FASSY support worker Marge MacLeod remembered working with one young fellow drifting in and out of the Whitehorse Correctional Centre.
After her first visit, MacLeod gave him a hug.
“If I feel someone needs a hug, I give it to them,” she said.
She didn’t think twice about it.
But, when MacLeod returned to visit the young man the following week, he said, “That’s the first time anyone’s hugged me in three years.”
“I almost cried,” said MacLeod.
FASSY is planning a holiday supper for December 28th, but this is not enough, said Sequeira, who already has clients asking who is buying them presents.
“No one is inviting them to parties, and no one is buying them gifts; they’re just lonely in their apartments — those that are lucky enough to have apartments,” she said.
There are roughly 800 people struggling with the disorder in Whitehorse, said Sequeira.
Right now, only 56 of them utilize FASSY. And three of Sequeira’s clients are homeless.
“That may not seem like a lot,” she said. “But when they’re out there walking the street, even one is too much.”
Sequeira’s talked with young women coping with the syndrome who’ve gotten into fights to get into jail, so they’d have meals and a warm place to sleep.
“Or they start drinking so they can go to detox, if there’s room,” she said.
“There are lots of situations where (RCMP) encounter clients on the streets in need of support, to deal with the challenges of day-to-day living,” said FASSY board member and RCMP Cpl.

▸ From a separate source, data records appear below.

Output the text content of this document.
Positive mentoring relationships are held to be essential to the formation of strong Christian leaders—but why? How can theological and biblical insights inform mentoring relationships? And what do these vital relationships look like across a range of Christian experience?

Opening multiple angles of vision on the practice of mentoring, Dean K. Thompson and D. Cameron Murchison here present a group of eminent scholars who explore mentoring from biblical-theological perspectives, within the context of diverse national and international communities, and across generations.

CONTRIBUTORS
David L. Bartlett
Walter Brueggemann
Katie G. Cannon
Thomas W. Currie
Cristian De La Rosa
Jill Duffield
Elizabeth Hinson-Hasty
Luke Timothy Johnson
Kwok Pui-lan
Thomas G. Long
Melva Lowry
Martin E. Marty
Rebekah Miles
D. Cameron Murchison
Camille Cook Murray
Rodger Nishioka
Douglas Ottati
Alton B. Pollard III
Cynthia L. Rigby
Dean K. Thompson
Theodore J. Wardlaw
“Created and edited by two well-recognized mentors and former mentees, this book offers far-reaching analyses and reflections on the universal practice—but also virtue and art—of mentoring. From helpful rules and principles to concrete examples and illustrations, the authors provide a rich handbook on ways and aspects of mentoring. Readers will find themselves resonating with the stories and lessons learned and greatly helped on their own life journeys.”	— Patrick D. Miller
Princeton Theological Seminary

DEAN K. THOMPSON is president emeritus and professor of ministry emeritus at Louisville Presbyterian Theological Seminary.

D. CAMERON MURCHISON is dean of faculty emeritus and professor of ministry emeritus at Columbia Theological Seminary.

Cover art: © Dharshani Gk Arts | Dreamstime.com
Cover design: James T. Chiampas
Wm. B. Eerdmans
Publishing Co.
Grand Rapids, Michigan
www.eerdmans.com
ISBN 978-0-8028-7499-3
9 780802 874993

Grant MacDonald.
And all three territories share the challenge of coping with those affected by FASD, he said, noting that his role as a board member has given him tools to better deal with the people he serves.
“People struggling with FASD have so many strengths,” said Sequeira. “But people don’t see these, because they are too busy focusing on the negative.”
One client could have been an NHL player, she said.
Another won 200 gold medals cross-country skiing in the Special Olympics, and one is a fantastic artist.
“But art’s not a priority for him right now, because he’s dealing with homelessness,” she said.
Housing is a big problem, said Sequeira.
“And I keep thinking, so much has been done for the Canada Winter Games, and there’s still no place for these people to live.”
Sequeira encourages the public to smile at people on the street, rather than cross the road to avoid them.
Community members should open their hearts to these people, she said.
FASSY welcomes gifts, prepared meals that can be frozen, socks and toques to help make their clients happier during the holiday season.
“Last year we bought everyone gifts out of our own pocket,” said Sequeira.
Donations can be dropped off at FASSY, across from the Yukon Inn.